A price protection strategy and increased hash rate are helping Bitcoin (BTC) mining firm Marathon Digital Holdings (Nasdaq: MARA) navigate the current bear market, according to its CEO Fred Thiel. In an exclusive interview at the 2023 Bitcoin Conference in Miami, Thiel discussed Marathon’s performance in Q1 2023, when it managed to reduce its net loss to $7.2 million ($0.05 per share) from $12.9 million ($0.12 per share) in Q1 2022. The company achieved a quarterly record of 2,195 BTC mined in the first three months of the year, valued at over $60 million. The company’s 74% increase in production is attributed to a hash rate of 14.0 Exhash/second (EH/s), twice the level at the end of last year, with plans to reach 23.0 EH/s in the coming months.

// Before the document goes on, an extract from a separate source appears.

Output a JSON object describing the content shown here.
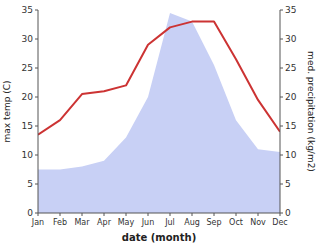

Despite the challenges posed by last year’s crypto winter, Marathon managed to reduce its debt in March amid US banks collapsing. The firm paid off a term loan with Silvergate Bank, freeing up 3,132 Bitcoins held as collateral, eliminating $50 million worth of debt, and reducing its annual borrowing cost by $5 million.
Marathon’s strategy involves protecting its assets from market downturns. Thiel explained that the capital raised in past years was used to purchase rigs at the peak of the market with price protection tied to Bitcoin’s value. As a result, the company has secured the latest technology, meaning its fleet has become the most energy-efficient in the industry. The average industry fleet consumes around 43 to 44 joules per terahash, while Marathon’s fleet uses only 24 joules per terahash, almost half the energy.
The mining firm is also exploring foreign partnerships for further expansion. In May, Marathon announced a joint venture with digital asset infrastructure company Zero Two to establish a large-scale Bitcoin mining facility in Abu Dhabi. The venture includes two mining sites with a combined capacity of 250 megawatts. Abu Dhabi was chosen due to its asymmetric energy market, where the energy needed for summer demand is left untapped during the winter months. Thiel stated that this could potentially allow the government to avoid electric subsidies, as “Bitcoin is going to subsidize” the difference.
While Marathon’s performance in Q1 2023 shows promise, it’s important to consider the volatile nature of the crypto market and the potential challenges that may arise for mining firms. It remains to be seen whether Marathon’s strategy and ongoing expansion efforts will prove successful in the long term and enable it to weather future market downturns.